Planning – the critical task for CFOs in unpredictable times
FYI, this story is more than a year old
Article by Workday Financials Asia-Pacific director James Harkin.
We’re not even halfway through 2020, yet many businesses around the world will tell you it feels like they’ve lived a lifetime in the past few months.
As COVID-19 gathers pace across the globe, everyone, and every organisation, has been forced to change their behaviour and start planning for a future that seems completely unpredictable.
There are many unprecedented aspects to this pandemic, so it’s little wonder that it’s almost beyond comprehension for many.
While the business fundamentals of strategy and planning remain paramount, there is little in the way of a blueprint as a guide for financial professionals to be the architects of change for this ‘new normal’.

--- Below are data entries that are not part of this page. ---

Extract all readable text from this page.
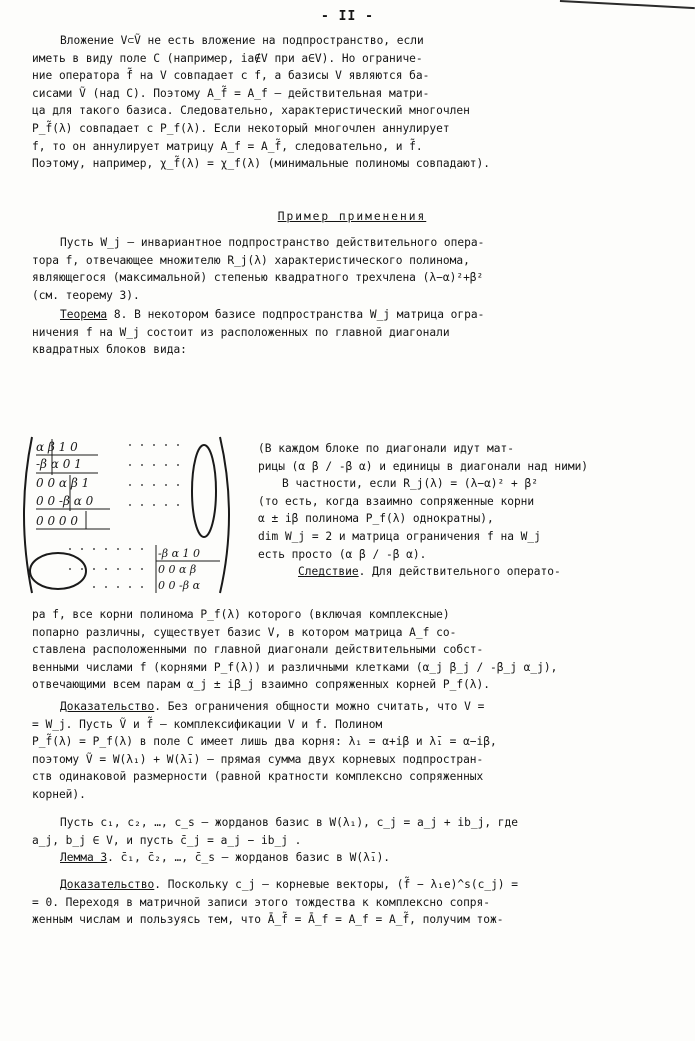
- II -
Вложение V⊂Ṽ не есть вложение на подпространство, если
иметь в виду поле C (например, ia∉V при a∈V). Но ограниче-
ние оператора f̃ на V совпадает с f, а базисы V являются ба-
сисами Ṽ (над C). Поэтому A_f̃ = A_f — действительная матри-
ца для такого базиса. Следовательно, характеристический многочлен
P_f̃(λ) совпадает с P_f(λ). Если некоторый многочлен аннулирует
f, то он аннулирует матрицу A_f = A_f̃, следовательно, и f̃.
Поэтому, например, χ_f̃(λ) = χ_f(λ) (минимальные полиномы совпадают).
Пример применения
Пусть W_j — инвариантное подпространство действительного опера-
тора f, отвечающее множителю R_j(λ) характеристического полинома,
являющегося (максимальной) степенью квадратного трехчлена (λ−α)²+β²
(см. теорему 3).
Теорема 8. В некотором базисе подпространства W_j матрица огра-
ничения f на W_j состоит из расположенных по главной диагонали
квадратных блоков вида:
α β 1 0
-β α 0 1
0 0 α β 1
0 0 -β α 0
0 0 0 0
-β α 1 0
0 0 α β
0 0 -β α
(В каждом блоке по диагонали идут мат-
рицы (α β / -β α) и единицы в диагонали над ними)
В частности, если R_j(λ) = (λ−α)² + β²
(то есть, когда взаимно сопряженные корни
α ± iβ полинома P_f(λ) однократны),
dim W_j = 2 и матрица ограничения f на W_j
есть просто (α β / -β α).
Следствие. Для действительного операто-
ра f, все корни полинома P_f(λ) которого (включая комплексные)
попарно различны, существует базис V, в котором матрица A_f со-
ставлена расположенными по главной диагонали действительными собст-
венными числами f (корнями P_f(λ)) и различными клетками (α_j β_j / -β_j α_j),
отвечающими всем парам α_j ± iβ_j взаимно сопряженных корней P_f(λ).
Доказательство. Без ограничения общности можно считать, что V =
= W_j. Пусть Ṽ и f̃ — комплексификации V и f. Полином
P_f̃(λ) = P_f(λ) в поле C имеет лишь два корня: λ₁ = α+iβ и λ̄₁ = α−iβ,
поэтому Ṽ = W(λ₁) + W(λ̄₁) — прямая сумма двух корневых подпростран-
ств одинаковой размерности (равной кратности комплексно сопряженных
корней).
Пусть c₁, c₂, …, c_s — жорданов базис в W(λ₁), c_j = a_j + ib_j, где
a_j, b_j ∈ V, и пусть c̄_j = a_j − ib_j .
Лемма 3. c̄₁, c̄₂, …, c̄_s — жорданов базис в W(λ̄₁).
Доказательство. Поскольку c_j — корневые векторы, (f̃ − λ₁e)^s(c_j) =
= 0. Переходя в матричной записи этого тождества к комплексно сопря-
женным числам и пользуясь тем, что Ā_f̃ = Ā_f = A_f = A_f̃, получим тож-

Already the custodians of their organisation’s finances, finance executives must now pay even more attention to every cent made, spent and saved in the wake of the seismic upheavals of the past few months.
Facing unparalleled challenges in their day-to-day business, they’re also faced with how to prepare for fending off the pandemic’s longer-term impacts, yet to be quantified.
Every finance leader is almost certainly concerned about liquidity and cash flow. Securing them both will sit at the top of the finance function’s priority list.
But the value of robust planning cannot be separated from any strategy that is assessing how liquidity and cash flow will fare immediately after this pandemic.
As a key first step, finance leaders need to reassess their organisational agility in responding to significant change. The outcomes will inform the development of this future plan.
This is a tough call. As research has shown, even in well-developed markets, three out of every four finance leaders polled felt their organisation’s plans fell short of what was needed to respond to any economic and geopolitical disruption. And that was pre-pandemic.
Our recent global research study on organisational agility identified the five best practices that separated successful leaders from the rest.
Finance executives, who hold the reins on all financial and operational data in their organisations, must harness this valuable information to develop a continuous, real-time digital planning capability that embeds speed, agility and innovation.
Intrinsic to this capability is robust data analytics to plan for ‘crisis-as-normal’ scenarios, combined with a built-in flexibility to pivot as quickly as needed.
Enhanced continuous planning then feeds into business continuity strategies in a speedy, integrated and seamless manner.
By planning – and budgeting – for the unimaginable, finance leaders can confidently steer and manage their businesses through most eventualities.
A good business can rapidly deploy its employees where their skills are needed most. Presently it’s also the business that can shift its employees from an office to home-based working model with little warning.
Many companies have accomplished this, but the change was not painless. The biggest strain was on technology resources, particularly in large organisations, where thousands of employees are logging into company IT networks remotely.
Few organisations planned for this scenario, having never contemplated a situation where nearly all the staff must work from home for an extended period.
This could be especially challenging if working from home becomes the norm. However, the companies that succeed will develop effective plans for remote employee development, including new channels and opportunities for engaging their people that go beyond merely relying on Zoom meetings.
This will empower employees to make appropriate decisions. This best practice doesn’t operate in isolation – it hinges on a continuous plan that’s supported by the right processes and structures and executed by engaged employees who develop new skills to manage the change.
It is equally important that finance leaders need to apply the same rigour to measuring the efficacy of crisis plans as they would to financial metrics to understand quickly what is – and what isn’t – working.
This will support a ‘fail fast’ approach and ensure that their organisations can confidently re-point plans on the fly if they aren’t meeting expectations.
Five actions that underpin the critical need for adapting, planning and managing a swiftly unfolding crisis that has at least one certainty – the deep and lasting implications on our collective future.